To ensure that clients truly benefited from the work, Rolf instituted a standardized Ten Series process, fondly referred to as ‘the Recipe’, the goal of which is to systematically balance and optimize both the structure (shape) and function (movement) of the entire body over the course of ten sessions. The Ten Series was understood to be a template that should always be followed, exactly as taught until the practitioner could master the understanding of structural elements, and use the principles that were later articulated by Jan H. Sultan and Jeffrey Maitland, PhD (Maitland and Sultan 1992; Sultan and Hack 2021). By following the Recipe, Rolf’s fifty years of study, research, and practice were encapsulated in the ten-session series, learned by her students, and then applied with the client.

One of her original students, Caroline Widmer, PhD (1937-2019), recalled how Rolf said in one class, “Always do it this way [whatever “it” was], not that way.” While in another class, Rolf might seem to reverse her previous instruction, suggesting they, “always do it that way, not this way.” While she appeared to contradict herself over time, her teaching evolved with her understanding, and she was fearless about integrating those changes into her teaching.

It was also important to Rolf that students engage wholeheartedly and commit to the vision, practice, and long-term understanding of Rolfing Structural Integration – to understand the entirety – not just the parts. She advocated her students practice the work for five years so they would understand the system before they started studying other types of work. She felt if other methodologies were added too soon, they would interfere with understanding structural integration as a holistic paradigm.

To that end, Rolfing Structural Integration is taught, in part, as a self-teaching tool. It is in the practice that one learns to understand and apply the Principles of Intervention of the work to very different kinds of structures (Sultan and Hack 2021). Doing the work, studying anatomy, physiology, movement, and function, deepens and broadens the expertise and understanding of the practitioner. And it shifts the practitioner’s focus into the inquiry of what produces order throughout the system when applying the ten-session Rolfing series as a template, but not as a one-size-fits-all recipe.
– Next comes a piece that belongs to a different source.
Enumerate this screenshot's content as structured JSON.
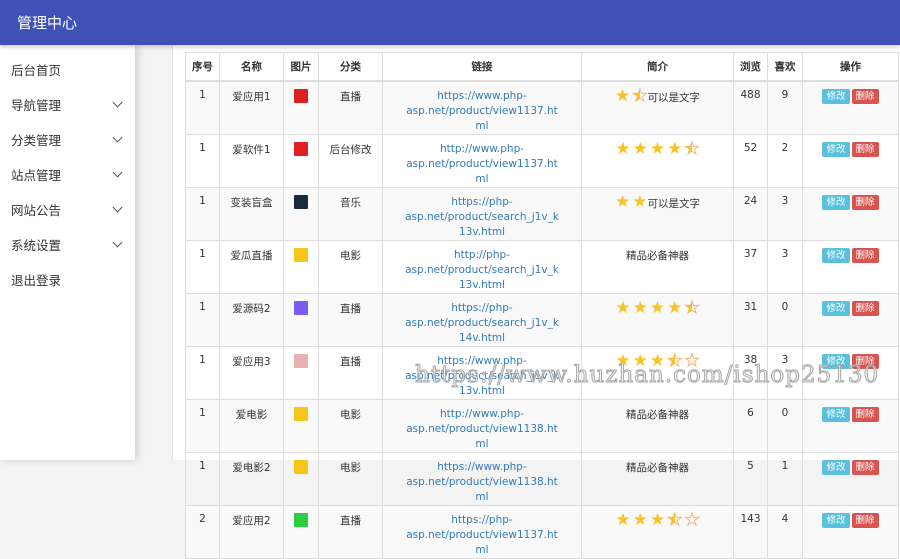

From Michael Salveson, Advanced Rolfing Instructor, “There is an inherent structure in the body. You can never, ever as a Rolfer get away from the ten-session series. You can never leave the Recipe because the Recipe is based on the actual inherent organization and structure of the organism. Ida didn’t make it up. She saw it. You’re always going to adapt that Recipe to the clients you have underneath your hands. The individual we are touching is going to determine a lot about how readily they change. . . you discover at what depth the client’s adaptive mechanisms light up” (personal communication).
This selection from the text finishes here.